I know zero about geology or mars but it seems just simple wishful thinking to declare this a water. What is the temperature of the surface of mars.Wouldn't it all be ice? How can they discount dust/scree flow which from a great distance would look like fluid flow wouldn't it?
Also images like that are a 'deliverable' for the NASA boys, bet you there is a funding round looming. Call me a cynic.

C W Magee said...

Would liquid CO2 be more or less cool than liquid H2O?

Chris R said...

Actually, that was a foolish thing for me to say - you only get liquid CO2 at pressures above 5 bars, otherwise it's straight sublimation. So if CO2 were involved, it would have to be some sort of gas/rock density flow.

Indeed, this might also be the case if it's water - according to this
the average temperature on Mars is 218K /-55C (range from 140-300K) and surface atmospheric pressure is about 7 millibars; in which case, this phase diagram suggests you'll get straight sublimation under increased heat or pressure (although this may change if the water contains substantial mineral impurities)

Iknownotwhattodo - the argument is that these gullies occur only on the sides of craters away from the sun, and at mid-low latitudes, which suggests a temperature control on their formation, and they also seem to be located where faults and fractures make the underlying rock more permeable.

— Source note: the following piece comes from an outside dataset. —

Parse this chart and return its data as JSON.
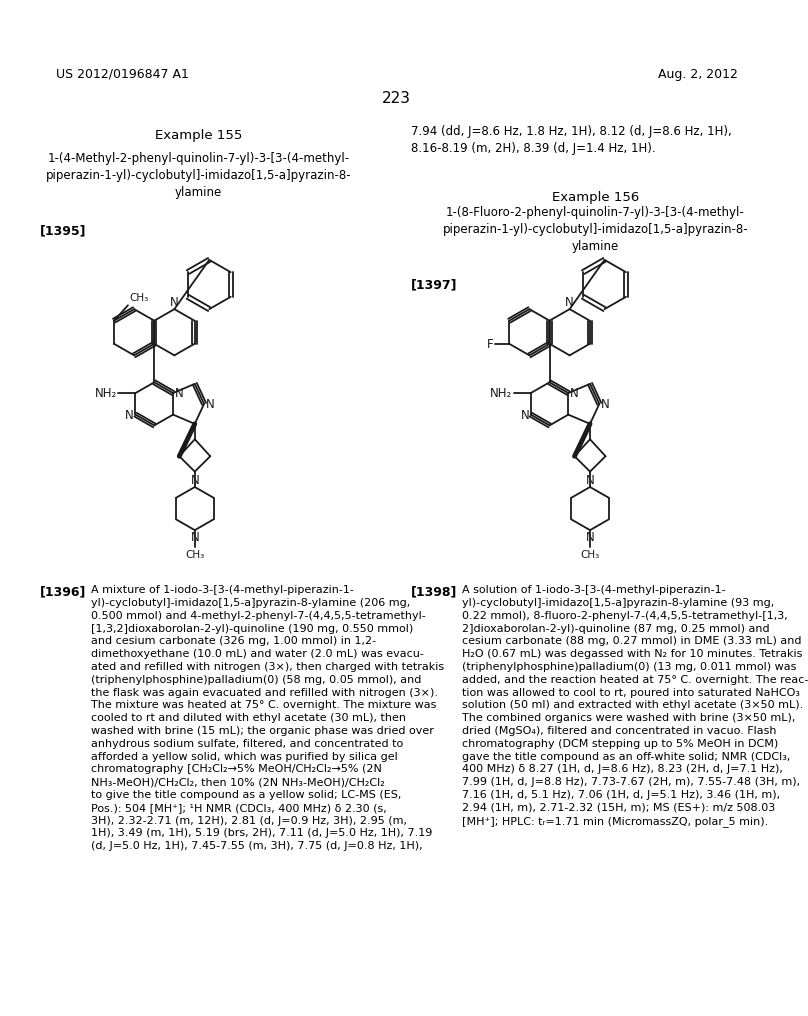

If they were just landslides it seems unlikely that things would be quite so clear cut (see here or here).

The real problem is that if this is evidence of water, we have a bit of a paradox on our hands. There doesn't appear to be a water cycle on Mars, so when it gets to the surface the water just escapes into the atmosphere and is lost into space. That being the case, even small flows like this will quickly (geologically speaking) deplete any water just below the surface, and the flows will cease. This makes our seeing them suspiciously lucky...

whateveriwant said...

ok I see - thanks for that I feel humbled your geologicalness ;)
Interesting stuff.

C W Magee said...

There is too a hydro cycle- the north polar cap is mostly water ice.

And if a brine is in the sublimation field, it will quickly lose water vapour and increase the salinity until it reaches stability. I wonder if anions are identifiable by remote sensing...

Chris R said...

True enough - but the exchange between ice caps and atmosphere will not lead to any water lost at lower latitudes being replenished.

MRO and Mars Express both have spectrometers, so may provide some clues if they can be aimed right.

Anonymous said...

I know nothing about geology or mars either but like many find any off earth discovery fascinating.

Incidently even if it were an outright con and a simple bit of photoshop had taken place its still all good, I mean Interplanetary exploration should be high on everyones list certainly more so than bombing areas of the middle east back into the stone age...sorry wasnt going to mention the war.

Anonymous said...

Point of fact, but water's triple point is at 0.1 C and just shy of 612 Pa - thus water frequently evaporates and doesn't sublime on low latitude Mars when it's warm enough. Problem is the air is so damned dry that water evaporates almost instantly, is carried off and frosted onto anything that's sufficiently cold. And that is sublimation in action - albeit of the depositing kind.